GREEN BAY, Wis. (WFRV) – The kids playing kickball on the playground where his wife teaches school told 40-year-old Travis Albrecht no one had ever kicked the ball all the way over the fence for a home run. Suddenly, Albrecht saw the chance to make one of his childhood dreams come true. Boy, would he show these kids how it’s done!
“So, it’s my turn up, bases loaded, two outs,” Albrecht explained. “It’s a kid’s dream, it’s my dream coming true and so I went up to give it everything I got to put it over that homerun wall and ‘snap!’”
Albrecht is not the first 40-year-old to learn the hard way that he’s not a kid anymore.
“I limped to first base,” he said. “Then the bell rang, so the kids went inside and I drove home and laid down for a while.”
You wouldn’t call him a weekend warrior though. Albrecht is an avid runner, more physically fit than most people half his age. For him, it’s a lifestyle that goes beyond just being physically fit.
“For me, it’s also mental fitness,” Albrecht explained. “I get to spend time thinking, praying, connecting with others. It’s ‘me’ time.”
So, when his kickball injury didn’t seem to fully heal…
“I just wasn’t experiencing the strength I used to have,” he recalled. “Something wasn’t right. I knew that.”
…and a bump started forming where it shouldn’t be…
“A couple months later I noticed a large lump at the top of my leg,” Albrecht said. “That was concerning.”
Albrecht knew it was time to get things checked out.
“When he flexed his muscle, you could actually see the gap where the two ends of the muscle weren’t touching,” explained Dr. Harold Schock with Aurora BayCare Medical Center.
Schock is the orthopedic surgeon who took on Albrecht’s challenging case.
“Typically, when people tear their quadricep tendon they tear it directly off their kneecap,” Schock described, pointing to that area on an X-ray of Albrecht’s leg. “His quadricep actually tore in the middle of the muscle.”
Without the solid structure of tendon into bone involved in a typical surgery, Schock says traditional techniques used to repair the injury were not an option. Schock was upfront with Albrecht about what his options were.
“The first option would be modifying activity level,” Schock said.
In other words, give up running; which remember, is the foundation of Albrecht’s lifestyle.

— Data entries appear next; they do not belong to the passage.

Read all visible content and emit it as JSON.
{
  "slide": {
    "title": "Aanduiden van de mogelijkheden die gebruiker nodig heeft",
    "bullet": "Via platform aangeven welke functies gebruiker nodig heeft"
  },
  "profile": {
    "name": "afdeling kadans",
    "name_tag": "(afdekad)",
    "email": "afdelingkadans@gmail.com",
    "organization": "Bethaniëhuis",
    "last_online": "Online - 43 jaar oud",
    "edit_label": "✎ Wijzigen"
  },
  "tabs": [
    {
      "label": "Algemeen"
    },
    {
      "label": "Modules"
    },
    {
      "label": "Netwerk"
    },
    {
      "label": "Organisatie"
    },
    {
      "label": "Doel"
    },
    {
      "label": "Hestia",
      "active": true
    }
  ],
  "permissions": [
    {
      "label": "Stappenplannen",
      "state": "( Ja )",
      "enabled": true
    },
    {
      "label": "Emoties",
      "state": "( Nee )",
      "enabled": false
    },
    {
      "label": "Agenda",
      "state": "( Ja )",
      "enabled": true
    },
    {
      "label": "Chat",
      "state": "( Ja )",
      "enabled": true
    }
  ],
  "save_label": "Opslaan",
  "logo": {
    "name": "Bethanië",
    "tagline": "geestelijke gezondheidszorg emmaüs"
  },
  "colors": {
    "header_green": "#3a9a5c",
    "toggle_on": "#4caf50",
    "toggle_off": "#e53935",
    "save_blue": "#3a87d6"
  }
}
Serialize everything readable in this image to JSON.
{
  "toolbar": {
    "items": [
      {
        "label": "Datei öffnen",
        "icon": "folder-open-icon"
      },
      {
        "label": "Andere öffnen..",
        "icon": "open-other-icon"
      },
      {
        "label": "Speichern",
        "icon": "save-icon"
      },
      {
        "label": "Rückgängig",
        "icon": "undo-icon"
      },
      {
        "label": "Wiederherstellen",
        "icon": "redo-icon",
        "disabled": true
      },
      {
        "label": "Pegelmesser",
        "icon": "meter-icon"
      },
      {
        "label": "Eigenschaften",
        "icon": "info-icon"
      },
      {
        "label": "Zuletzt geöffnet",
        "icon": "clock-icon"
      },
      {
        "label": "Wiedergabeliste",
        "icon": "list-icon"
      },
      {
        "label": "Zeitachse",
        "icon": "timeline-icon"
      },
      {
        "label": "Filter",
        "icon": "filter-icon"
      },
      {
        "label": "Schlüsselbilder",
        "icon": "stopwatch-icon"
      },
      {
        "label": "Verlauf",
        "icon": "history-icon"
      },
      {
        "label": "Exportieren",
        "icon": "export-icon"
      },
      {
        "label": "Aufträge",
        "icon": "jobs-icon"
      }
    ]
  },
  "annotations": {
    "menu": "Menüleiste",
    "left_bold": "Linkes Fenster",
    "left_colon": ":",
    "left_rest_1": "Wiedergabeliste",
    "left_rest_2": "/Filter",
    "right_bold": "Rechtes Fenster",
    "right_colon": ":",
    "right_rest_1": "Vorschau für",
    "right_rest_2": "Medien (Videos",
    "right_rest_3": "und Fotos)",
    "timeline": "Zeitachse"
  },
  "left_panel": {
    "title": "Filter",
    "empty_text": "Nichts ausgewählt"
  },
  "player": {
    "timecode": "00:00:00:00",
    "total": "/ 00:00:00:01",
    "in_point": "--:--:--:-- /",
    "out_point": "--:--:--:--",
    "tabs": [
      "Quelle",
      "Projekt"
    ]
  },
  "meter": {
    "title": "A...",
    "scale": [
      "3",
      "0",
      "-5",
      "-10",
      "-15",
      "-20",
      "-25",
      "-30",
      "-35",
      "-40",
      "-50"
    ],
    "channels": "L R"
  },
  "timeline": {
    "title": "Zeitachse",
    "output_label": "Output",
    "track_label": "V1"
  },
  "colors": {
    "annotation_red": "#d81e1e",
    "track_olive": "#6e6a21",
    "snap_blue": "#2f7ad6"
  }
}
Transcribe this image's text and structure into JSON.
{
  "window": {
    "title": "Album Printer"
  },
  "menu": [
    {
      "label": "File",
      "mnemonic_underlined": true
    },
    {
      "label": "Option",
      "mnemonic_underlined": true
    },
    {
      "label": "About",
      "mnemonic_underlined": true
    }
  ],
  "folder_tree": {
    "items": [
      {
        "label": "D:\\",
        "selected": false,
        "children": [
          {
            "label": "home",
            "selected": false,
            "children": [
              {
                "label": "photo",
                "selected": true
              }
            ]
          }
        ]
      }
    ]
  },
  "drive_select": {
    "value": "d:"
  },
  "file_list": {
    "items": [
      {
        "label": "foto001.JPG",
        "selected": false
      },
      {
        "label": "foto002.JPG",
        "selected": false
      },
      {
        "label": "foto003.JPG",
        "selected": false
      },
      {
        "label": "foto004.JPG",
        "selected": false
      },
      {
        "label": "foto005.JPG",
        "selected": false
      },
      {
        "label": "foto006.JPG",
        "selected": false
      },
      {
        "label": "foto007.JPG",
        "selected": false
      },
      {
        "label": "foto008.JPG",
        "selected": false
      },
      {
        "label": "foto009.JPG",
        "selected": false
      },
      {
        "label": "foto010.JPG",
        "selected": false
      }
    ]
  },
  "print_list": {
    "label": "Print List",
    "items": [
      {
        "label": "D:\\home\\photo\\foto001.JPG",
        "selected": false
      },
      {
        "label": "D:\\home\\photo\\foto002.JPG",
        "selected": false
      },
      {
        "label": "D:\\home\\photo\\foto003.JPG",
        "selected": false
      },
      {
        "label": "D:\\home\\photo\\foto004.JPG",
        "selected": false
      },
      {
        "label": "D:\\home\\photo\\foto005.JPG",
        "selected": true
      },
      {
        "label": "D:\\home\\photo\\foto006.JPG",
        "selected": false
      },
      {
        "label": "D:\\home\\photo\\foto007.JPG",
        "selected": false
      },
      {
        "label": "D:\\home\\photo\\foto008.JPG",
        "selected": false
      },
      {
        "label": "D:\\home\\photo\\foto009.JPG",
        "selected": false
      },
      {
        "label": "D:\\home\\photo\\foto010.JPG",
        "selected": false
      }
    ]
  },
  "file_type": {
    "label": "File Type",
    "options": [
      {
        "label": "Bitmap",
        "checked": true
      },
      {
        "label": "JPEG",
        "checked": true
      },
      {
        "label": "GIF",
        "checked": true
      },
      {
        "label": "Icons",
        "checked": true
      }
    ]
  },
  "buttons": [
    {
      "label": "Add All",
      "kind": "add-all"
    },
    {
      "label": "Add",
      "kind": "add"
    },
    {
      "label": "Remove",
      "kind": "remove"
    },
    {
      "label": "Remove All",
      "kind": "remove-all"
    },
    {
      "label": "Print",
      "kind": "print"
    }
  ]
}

“It’s just been very good for me,” he said, “my well-being, wholeness.”
Fortunately for Albrecht, Schock had another option.
“Using advanced imaging, we found that gap and we were able to repair it with some thicker, heavier suture,” Schock explained. “We extended the length of our repair; we also took a piece of cadaver tendon and actually used that to weave through that defect to create a little structure or substance in that area as well.”
The results? After healing and a rigorous rehabilitation program, Albrecht says he ran his first half-marathon almost exactly one year from the day of his surgery. Returning to the quality of life he enjoyed before being injured.
“I run three to four times a week, anywhere from four to six miles,” Albrecht said. “Since the surgery, I’ve run five or six half-marathons,” he added. “So, the quality of life has been there. I’m really thankful that I had it done
Albrecht also said he wanted to acknowledge that the tendon in his leg is a donor tendon and express his gratitude for the person who made the choice to be an organ and tissue donor. He says he hopes he is making them proud.